Kevyn Aucoin ((February 14, 1962 – May 7, 2002) wasn’t just an important American makeup artist, photographer and author – he’s the celebrity and high fashion makeup artist who put being a makeup artist on the map. At a very young age, the budding makeup genius fled his hometown of Shreveport, Louisiana, for New York City – because a man doing womens’ makeup at that time was a frowned upon in the south. Aucoin was beaten as a gay youth in the south. Once arriving in New York City, he started to work with major fashion photographer Steven Meisel, with Vogue, and with Revlon, coming up with shades for major cosmetics collections – all of which put his name quickly on the makeup and fashion map.
Yes, there’s been a plethora of fashion docs in the last decade: from “Valentino: The Last Emperor” to “The September Issue” – on designers, magazines, models, even shoe designers – but there has not been one on a major makeup artist. That’s how loved and admired Aucoin was in the fashion and magazine industries.
Along the way, he grew a huge celebrity clientele for magazine covers, fashion shoots and celebrity portraits: Whitney Houston, Cher, Liza Minnelli, Janet Jackson, Tina Turner, Gwyneth Paltrow and Julia Roberts became Aucoin loyalists – and Aucoin featured them all in his bestselling makeup/art book “Making Faces” – in which he tranformed – via magical makeup – Celine Dion into Maria Callas, Winona Ryder into Elizabeth Taylor and Martha Stewart into Veronica Lake. In 2001, he launched his own line, Kevyn Aucoin Beauty, which now is considered to be one of the most imaginative and fashion-forward brands in beauty.
In September 2001, he was diagnosed with a rare pituitary tumor, and turned to prescription painkillers to deal with the physical pain.
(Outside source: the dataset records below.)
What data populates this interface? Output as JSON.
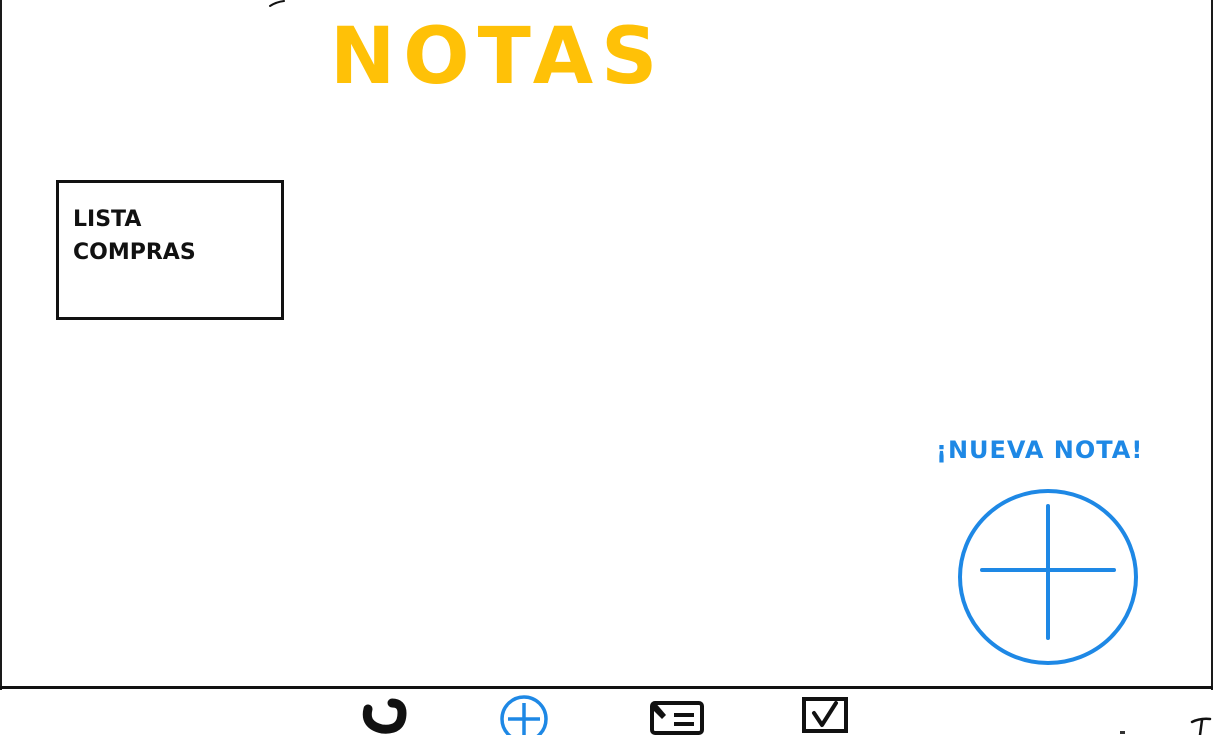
{
  "header": {
    "title": "NOTAS"
  },
  "notes": [
    {
      "title": "LISTA\nCOMPRAS"
    }
  ],
  "new_note": {
    "label": "¡NUEVA NOTA!"
  },
  "bottom_nav": {
    "items": [
      {
        "icon": "back-arrow-icon"
      },
      {
        "icon": "add-circle-icon"
      },
      {
        "icon": "notes-list-icon"
      },
      {
        "icon": "checkbox-icon"
      }
    ]
  },
  "colors": {
    "title": "#FFC107",
    "accent_blue": "#1E88E5",
    "ink": "#111111"
  }
}
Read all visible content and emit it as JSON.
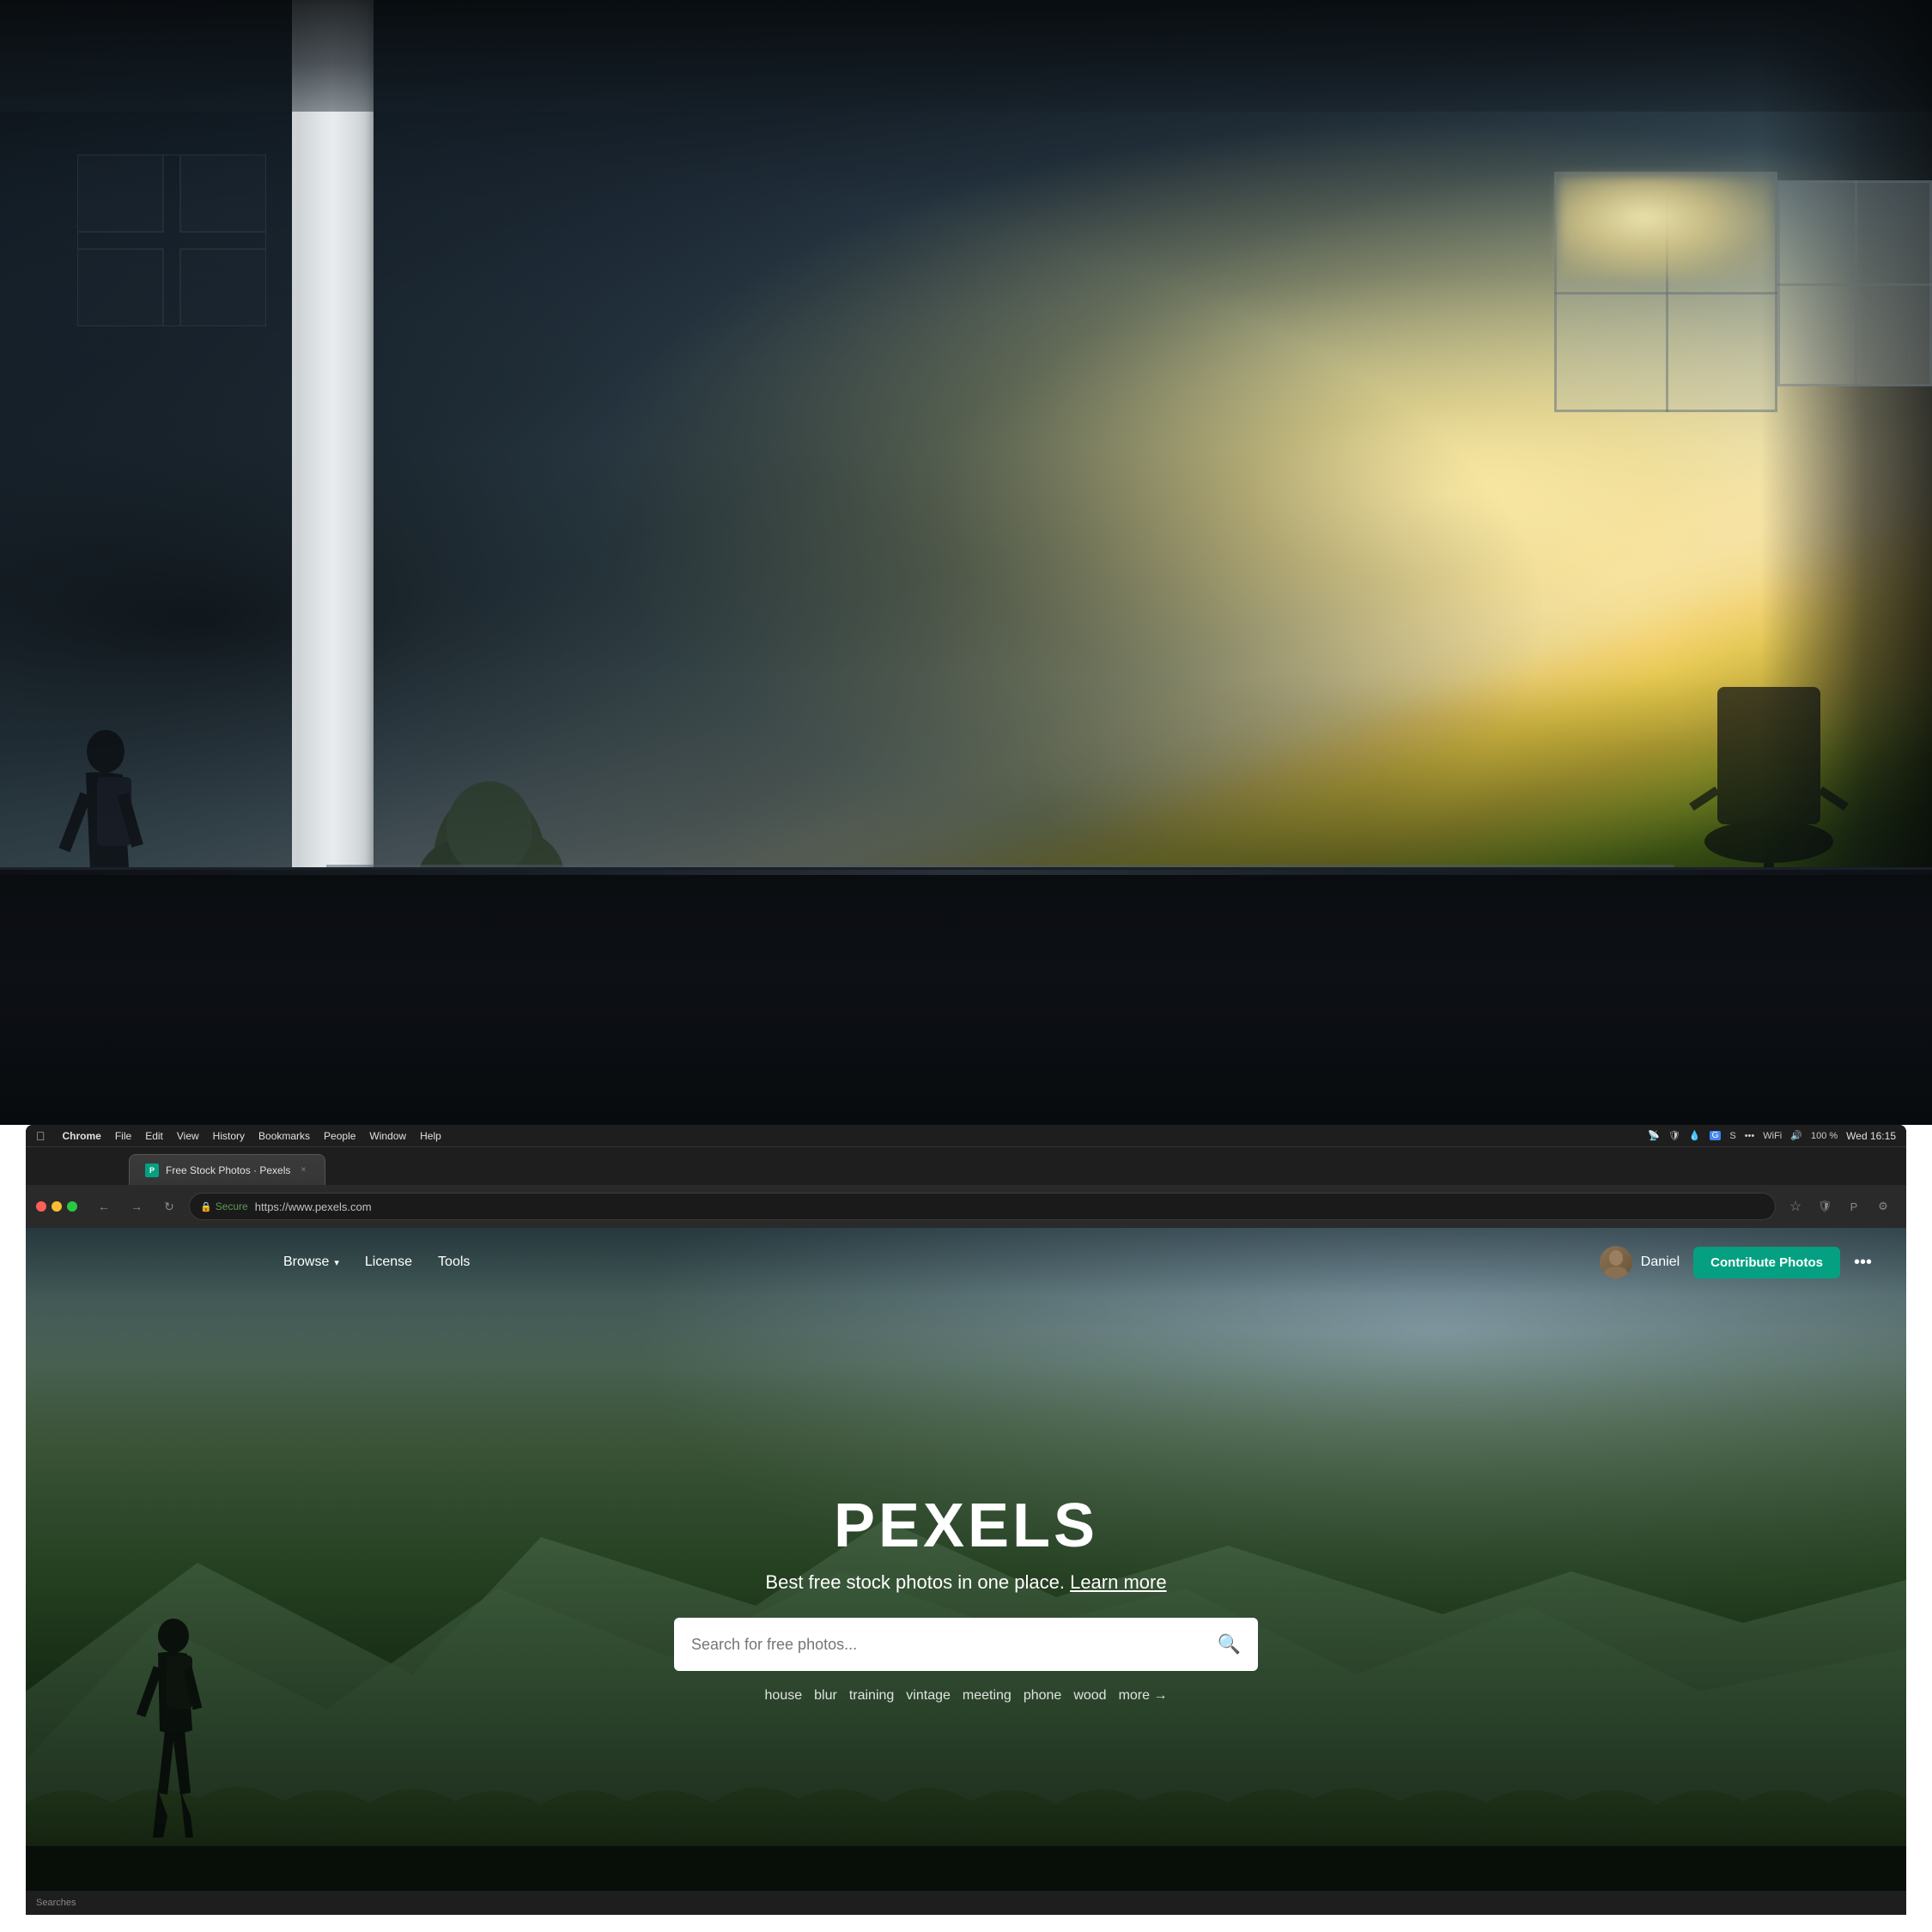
{
  "photo": {
    "alt": "Office interior with sunlight through windows"
  },
  "browser": {
    "tab": {
      "title": "Free Stock Photos · Pexels",
      "favicon_color": "#05a081"
    },
    "address": {
      "secure_label": "Secure",
      "url": "https://www.pexels.com"
    },
    "menu_items": [
      "Chrome",
      "File",
      "Edit",
      "View",
      "History",
      "Bookmarks",
      "People",
      "Window",
      "Help"
    ],
    "clock": "Wed 16:15",
    "battery": "100 %",
    "close_icon": "×"
  },
  "pexels": {
    "logo": "PEXELS",
    "tagline": "Best free stock photos in one place.",
    "learn_more": "Learn more",
    "search_placeholder": "Search for free photos...",
    "search_tags": [
      "house",
      "blur",
      "training",
      "vintage",
      "meeting",
      "phone",
      "wood"
    ],
    "more_label": "more →",
    "nav": {
      "browse_label": "Browse",
      "license_label": "License",
      "tools_label": "Tools",
      "user_name": "Daniel",
      "contribute_label": "Contribute Photos",
      "more_icon": "•••"
    }
  },
  "statusbar": {
    "text": "Searches"
  }
}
By May 7, 2002, Aucoin was dead of kidney and liver failure due to toxicity from prescription pain klllers.
Now his fast but fruitful life of forty years is being celebrated in the new doc “Larger Than Life: The Kevyn Aucoin Story” – playing at the Doc NY festival next week, on November 16. It’s making the rounds of the festival circuits right now, but producers are hoping to get a major distributor soon, and we’re hoping so, too, since it’s a story not just of glamour and success and triumph against adversity:
Set amidst the 1990s Supermodel era as well we the rise of Hollywood’s red-carpet phenomenon at the turn of the new millennium plus the explosion of the global beauty business, the film depicts Aucoin as the pivotal individual who made beauty a competitive – and lucrative – high-stakes profession.
This story’s revealed through intimate, never-seen-before archival footage and one-on-one interviews with Aucoin’s family, lifelong friends and many iconic women in fashion, including supermodels Carol Alt, Naomi Campbell, Linda Evangelista, Kate Moss, Paulina Porizkova, Brooke Shields, Christy Turlington Burns and Veronica Webb. They reveal what set Aucoin apart as a person, a professional and collaborator on photo shoots for Allure, Cosmopolitan, Harper’s Bazaar and Vogue.